Car si tout événement se répète irrémédiablement, l’homme est condamné au déterminisme. Ce qui a eu lieu aura lieu et rien ne pourra l’empêcher. Le libre arbitre n’existe donc pas chez notre philosophe. Que vous agissiez ou pas dans une situation donnée ne change rien à l’affaire : vous êtes prisonnier de la boucle du temps. Nietzsche dit comment on devient ce que l’on est et nous enseigne de surcroit d’aimer ce qui advient dans une acceptation totale du tragique. Et il prend en ce sens complètement à contrepied ce qu’il voit poindre dans la société moderne : une forme d’hédonisme bouddhique.
Autre concept : le surhomme. Qui n’est ni un héros monté sur un destrier et lançant la charge contre un régiment ou Superman sauvant l’humanité en combattant Lex Luthor. Mais plutôt un homme affranchi de Dieu et de ce qui peut l’entraver comme la morale chrétienne pour développer toutes ses possibilités. Et aussi la volonté de puissance (le dénominateur commun de sa pensée) qui s’inscrit dans la pulsion fondamentale de l’homme à chercher l’accroissement de puissance. Ce qui est à mettre en perspective avec la « volonté » de Schopenhauer, une terminologie qui définit un désir de vie aveugle et sans but. Nietzsche en fera cependant une conception positive et volontariste.
Parlons enfin de l’esprit libre qui est pour notre philosophe une forme d’émancipation de l’homme par rapport au milieu qui l’a vu naître. Une indépendance intellectuelle qui préfigure en apparence l’homme moderne. « L’esprit libre hait toutes les règles et habitudes, toutes choses durables et définitives. » Seulement si cela semble faire écho à notre modernité, il ne faut pas perdre de vue qu’il faut rattacher ce concept aux précédents, ce qui rend notre moderne hédoniste et consumériste peu conforme à la définition d’un esprit libre.

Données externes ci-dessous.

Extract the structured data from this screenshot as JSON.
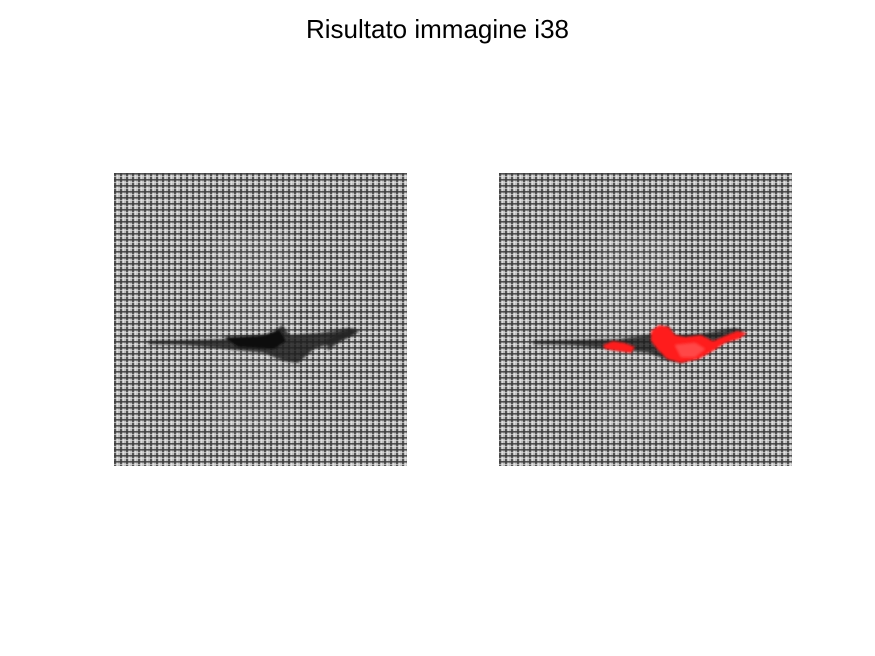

Cette présentation n’est bien sûr qu’une mise en bouche qui n’explique que succinctement la complexité de sa pensée qui revêt néanmoins au fur et à mesure de la lecture de ses aphorismes (à part « ainsi parlait Zarathoustra », un long poème, et ses premiers textes, il utilisera l’aphorisme pour laisser plus facilement libre cours à ses pensées vagabondes) une cohérence et une vision du monde singulière.
Nietzsche a ses obsessions : il s’en prendra inlassablement à la morale chrétienne qu’il lie au ressentiment. Il aura ses ennemis comme Saint Paul qui incarne à ses yeux la morale de l’esclave et la haine de soi. Il préférera les écrivains aux philosophes. Sinon les présocratiques à Platon à qui il reprochera de poursuivre des chimères comme il reprochera au christianisme d’avoir dénigré le réel pour un monde idéal. Il nous parlera indifféremment des grandes questions fondamentales comme des petites choses de l’existence trop souvent négligées d’après lui par les philosophes. De l’art comme du processus de création. Préférant toujours la vie aux idéologies mortifères. Et il aura été en définitive celui qui aura réussi à libérer la pensée en refusant ce qu’il appellera les arrière-mondes.
J’ai choisi « Aurore » parce que c’est le livre qui se présente presque comme une accalmie au milieu de la pensée volcanique de Nietzsche et il permettra à mon avis de se familiariser plus facilement avec lui. Mais il n’est pas non plus interdit de picorer de-ci de-là dans ses aphorismes. De refermer les pages de ses livres pour les rouvrir au hasard des années après.